The 111th Session of the International Labour Conference: A shared commitment to achieving greater social justice

Keywords : Newsletters Climate Change And Environment Structural Transformation For Africa’s Development

The 111th session of the International Labour Conference began yesterday, Monday 5 June, in Geneva, bringing together delegates representing workers, employers and governments from 187 member countries of the International Labour Organization (ILO). These delegates included the leaders of African trade union organisations affiliated to ITUC-Africa.

This year’s conference focuses on three key themes: a just transition to sustainable and inclusive economies, quality apprenticeships and worker protection. These issues are of paramount importance to workers, and even more so on the African continent, where rapid economic growth and environmental challenges require a balanced approach to ensure the prosperity and well-being of workers.

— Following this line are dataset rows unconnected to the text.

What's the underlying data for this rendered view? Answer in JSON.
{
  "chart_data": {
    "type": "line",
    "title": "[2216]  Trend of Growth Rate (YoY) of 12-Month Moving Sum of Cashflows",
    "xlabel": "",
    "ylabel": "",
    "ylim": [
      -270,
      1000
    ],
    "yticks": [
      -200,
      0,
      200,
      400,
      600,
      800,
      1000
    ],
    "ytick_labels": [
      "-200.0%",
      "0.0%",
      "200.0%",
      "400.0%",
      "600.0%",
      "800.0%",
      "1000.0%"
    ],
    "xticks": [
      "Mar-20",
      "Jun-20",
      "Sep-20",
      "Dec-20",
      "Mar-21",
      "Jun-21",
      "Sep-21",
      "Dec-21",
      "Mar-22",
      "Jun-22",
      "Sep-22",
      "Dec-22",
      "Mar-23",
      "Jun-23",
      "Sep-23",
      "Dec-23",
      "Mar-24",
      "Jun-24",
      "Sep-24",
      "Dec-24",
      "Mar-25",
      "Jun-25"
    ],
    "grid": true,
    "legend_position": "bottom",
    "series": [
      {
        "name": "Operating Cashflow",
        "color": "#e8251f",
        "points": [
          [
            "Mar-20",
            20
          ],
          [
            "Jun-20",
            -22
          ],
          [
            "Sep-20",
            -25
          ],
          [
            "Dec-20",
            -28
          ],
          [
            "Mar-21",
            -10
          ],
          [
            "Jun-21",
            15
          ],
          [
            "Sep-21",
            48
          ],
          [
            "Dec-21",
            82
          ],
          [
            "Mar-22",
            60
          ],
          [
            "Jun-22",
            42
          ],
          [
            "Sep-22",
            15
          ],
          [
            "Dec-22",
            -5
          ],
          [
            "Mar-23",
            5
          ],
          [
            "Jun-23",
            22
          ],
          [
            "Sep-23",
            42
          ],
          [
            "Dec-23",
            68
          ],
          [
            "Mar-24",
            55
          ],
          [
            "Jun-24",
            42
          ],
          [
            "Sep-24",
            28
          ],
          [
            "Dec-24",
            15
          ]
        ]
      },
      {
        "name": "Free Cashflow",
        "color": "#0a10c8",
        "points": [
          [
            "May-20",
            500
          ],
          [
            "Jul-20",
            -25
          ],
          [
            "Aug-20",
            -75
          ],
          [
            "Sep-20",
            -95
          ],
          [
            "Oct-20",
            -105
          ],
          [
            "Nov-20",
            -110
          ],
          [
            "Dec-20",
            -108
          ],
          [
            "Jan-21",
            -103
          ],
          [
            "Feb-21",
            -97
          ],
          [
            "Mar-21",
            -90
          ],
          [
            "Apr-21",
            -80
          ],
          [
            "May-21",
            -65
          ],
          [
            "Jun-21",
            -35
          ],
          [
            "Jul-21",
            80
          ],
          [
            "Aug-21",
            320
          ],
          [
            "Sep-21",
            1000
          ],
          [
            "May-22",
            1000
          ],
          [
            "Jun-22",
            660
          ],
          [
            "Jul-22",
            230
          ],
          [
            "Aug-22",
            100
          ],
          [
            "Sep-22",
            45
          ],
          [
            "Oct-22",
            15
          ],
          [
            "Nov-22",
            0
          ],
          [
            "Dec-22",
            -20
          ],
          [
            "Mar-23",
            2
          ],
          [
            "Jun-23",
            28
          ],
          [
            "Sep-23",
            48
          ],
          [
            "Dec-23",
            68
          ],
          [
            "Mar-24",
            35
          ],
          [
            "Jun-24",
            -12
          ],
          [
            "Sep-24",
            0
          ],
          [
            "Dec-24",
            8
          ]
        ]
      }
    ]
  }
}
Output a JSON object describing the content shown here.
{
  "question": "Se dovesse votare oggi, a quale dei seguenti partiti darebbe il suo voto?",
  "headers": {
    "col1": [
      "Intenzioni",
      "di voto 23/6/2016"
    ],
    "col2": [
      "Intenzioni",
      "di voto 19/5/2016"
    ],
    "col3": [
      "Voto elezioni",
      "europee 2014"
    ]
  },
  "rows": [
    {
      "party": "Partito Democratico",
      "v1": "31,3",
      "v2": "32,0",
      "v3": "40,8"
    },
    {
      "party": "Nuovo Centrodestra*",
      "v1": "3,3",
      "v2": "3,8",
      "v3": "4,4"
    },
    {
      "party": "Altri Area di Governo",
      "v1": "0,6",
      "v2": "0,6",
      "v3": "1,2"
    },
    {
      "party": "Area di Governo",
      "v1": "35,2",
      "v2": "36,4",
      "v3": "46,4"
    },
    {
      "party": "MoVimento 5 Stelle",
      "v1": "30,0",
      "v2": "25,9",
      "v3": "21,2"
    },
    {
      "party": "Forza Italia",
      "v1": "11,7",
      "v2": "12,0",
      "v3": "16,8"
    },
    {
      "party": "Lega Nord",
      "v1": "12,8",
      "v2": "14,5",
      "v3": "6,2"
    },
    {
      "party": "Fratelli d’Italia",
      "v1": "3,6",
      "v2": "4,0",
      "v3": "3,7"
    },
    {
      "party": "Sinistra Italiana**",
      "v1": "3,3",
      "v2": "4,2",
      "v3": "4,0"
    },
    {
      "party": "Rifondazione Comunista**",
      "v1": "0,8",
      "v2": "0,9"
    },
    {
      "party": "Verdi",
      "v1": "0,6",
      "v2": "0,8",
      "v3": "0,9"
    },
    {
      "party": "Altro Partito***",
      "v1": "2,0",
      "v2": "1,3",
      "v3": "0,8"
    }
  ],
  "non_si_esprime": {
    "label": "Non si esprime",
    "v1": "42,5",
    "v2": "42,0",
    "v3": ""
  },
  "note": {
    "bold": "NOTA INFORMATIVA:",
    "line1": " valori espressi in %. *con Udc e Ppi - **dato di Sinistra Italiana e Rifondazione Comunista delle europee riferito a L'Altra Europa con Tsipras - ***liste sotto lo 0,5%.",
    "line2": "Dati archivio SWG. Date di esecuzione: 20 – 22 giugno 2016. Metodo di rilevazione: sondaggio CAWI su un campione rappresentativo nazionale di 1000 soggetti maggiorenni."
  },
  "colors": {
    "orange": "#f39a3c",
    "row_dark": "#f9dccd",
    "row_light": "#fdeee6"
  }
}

In his opening remarks, ILO Director-General Gilbert Houngbo stressed the need to do everything possible to promote social justice for all. This vision has also inspired the initiative of a Global Coalition for Social Justice, which aims to bring together all actors of good will from the world of work, but also from the United Nations system, international financial institutions, multilateral development banks, the private sector, civil society, academia and bilateral agencies, in order to galvanise everyone’s efforts towards greater social justice.
"In the short term, we want to raise the political debate on the need to systematically integrate the social agenda into all these major international, regional and local meetings. Between now and the end of the year, we want to work together to identify the key issues on which we need to focus these additional efforts", he said.
The just transition to sustainable economies will be at the heart of the debates. Participants recognise the urgent need to adopt policies and practices that promote environmental sustainability while preserving existing jobs and creating new opportunities. Trade union organisations stresses the importance of ensuring that this transition is inclusive, guarantees the protection of workers’ rights and promotes the creation of decent jobs.

At the same time, the issue of quality apprenticeships is essential to meet the needs of a rapidly changing global workforce. Access to quality education is essential to ensure the employability of workers, but also to promote innovation and productivity by focusing on the acquisition of skills adapted to the realities of the labour market.
Worker protection also remains a major concern for trade unions. As new models of work emerge, such as the digital economy and work platforms, it is vital to ensure the safety, rights and decent working conditions of all workers. ITUC-Africa stresses the need to develop policies that respond to these new realities, while preserving the gains of the trade union movement, such as freedom of association and the right to collective bargaining.

Over the next few days, delegates will continue to discuss these issues and seek concrete solutions to promote sustainable, people-centred development.